One final note, a haunting warning that was echoed in 1979 (itself an echo of 1964) and seemingly destined to be unheeded and thus the source of our great repetition.  If we are doomed to repeat history, it is because the self-selected “best and brightest” are more enamored with their own credentials than their abilities as critical thinkers in a truly enlightened, scientific discipline.  Mr. Coombs’ words from April 1969 would find application in August 2007, again in August 2011 and in increasing regularity since June 2014 and this renewed “rising dollar.”

European central banks remained apprehensive, however, that a serious crunch in the Euro-dollar market might suddenly develop if intensified U.S. and European competition for Euro-dollars suddenly revealed some vulnerable positions. The situation could be particularly serious because the Euro-dollar market had become an increasingly important source of financing for industrial and commercial enterprises not only in Europe but in the whole world.
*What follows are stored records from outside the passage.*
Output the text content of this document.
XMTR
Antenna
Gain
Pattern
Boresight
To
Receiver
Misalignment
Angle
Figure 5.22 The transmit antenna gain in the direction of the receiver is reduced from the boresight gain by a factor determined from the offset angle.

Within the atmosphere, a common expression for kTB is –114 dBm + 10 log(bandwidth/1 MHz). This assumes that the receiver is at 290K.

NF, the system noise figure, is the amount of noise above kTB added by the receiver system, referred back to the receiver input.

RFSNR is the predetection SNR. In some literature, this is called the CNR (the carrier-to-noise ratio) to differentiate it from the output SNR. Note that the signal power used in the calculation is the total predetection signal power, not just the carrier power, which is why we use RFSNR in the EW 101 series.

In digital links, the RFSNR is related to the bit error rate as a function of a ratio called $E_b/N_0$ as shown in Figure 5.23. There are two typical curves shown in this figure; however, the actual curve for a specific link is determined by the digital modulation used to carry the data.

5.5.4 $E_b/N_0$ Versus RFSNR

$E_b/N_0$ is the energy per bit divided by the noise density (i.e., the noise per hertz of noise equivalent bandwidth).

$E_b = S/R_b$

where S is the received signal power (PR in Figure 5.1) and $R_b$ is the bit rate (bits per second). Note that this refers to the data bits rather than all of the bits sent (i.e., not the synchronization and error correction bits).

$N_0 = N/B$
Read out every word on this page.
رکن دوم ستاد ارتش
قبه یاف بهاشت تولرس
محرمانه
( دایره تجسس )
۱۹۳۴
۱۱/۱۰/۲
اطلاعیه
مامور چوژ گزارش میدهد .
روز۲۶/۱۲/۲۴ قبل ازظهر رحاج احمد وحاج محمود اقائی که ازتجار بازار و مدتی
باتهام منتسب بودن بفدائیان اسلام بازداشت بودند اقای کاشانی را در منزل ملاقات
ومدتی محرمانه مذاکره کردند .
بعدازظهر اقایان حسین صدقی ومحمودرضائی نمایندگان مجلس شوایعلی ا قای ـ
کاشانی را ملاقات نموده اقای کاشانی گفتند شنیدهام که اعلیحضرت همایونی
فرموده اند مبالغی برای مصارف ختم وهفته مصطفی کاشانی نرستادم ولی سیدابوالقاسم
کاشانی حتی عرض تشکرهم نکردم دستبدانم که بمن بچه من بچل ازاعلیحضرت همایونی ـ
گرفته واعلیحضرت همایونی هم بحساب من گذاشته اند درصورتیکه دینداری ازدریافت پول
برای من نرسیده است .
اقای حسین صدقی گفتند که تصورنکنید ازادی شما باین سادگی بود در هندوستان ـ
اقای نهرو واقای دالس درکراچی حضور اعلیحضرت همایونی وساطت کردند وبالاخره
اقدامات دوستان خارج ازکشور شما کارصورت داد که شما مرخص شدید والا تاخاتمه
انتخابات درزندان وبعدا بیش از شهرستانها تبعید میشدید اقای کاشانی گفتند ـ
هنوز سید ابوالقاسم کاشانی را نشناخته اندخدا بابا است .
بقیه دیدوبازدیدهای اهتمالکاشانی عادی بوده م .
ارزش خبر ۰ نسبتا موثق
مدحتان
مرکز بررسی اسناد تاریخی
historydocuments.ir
One bankruptcy could attract a lot of attention, and if it led the European commercial banks that had been supplying funds to the market to reassess the credit risks they faced, the result might be a sudden scramble for liquidity. The chances of such a development were enhanced by the fact that no central bank had formal responsibility for the behavior of the Euro-dollar market; what had been accomplished in that connection had been done through informal central bank cooperation.
As noted through this whole discussion, that “informal central bank cooperation” doesn’t really amount to anything.  That lesson could be applied to the Bundesbank “selling dollars” in 1969, the PBOC “selling UST’s” in 2015 or the worthless, useless Federal Reserve RRP in 2016.  They really don’t know what they are doing, they never have and it truly doesn’t matter fixed or floating.  Adjust accordingly because we know how this ends; we’ve already seen it.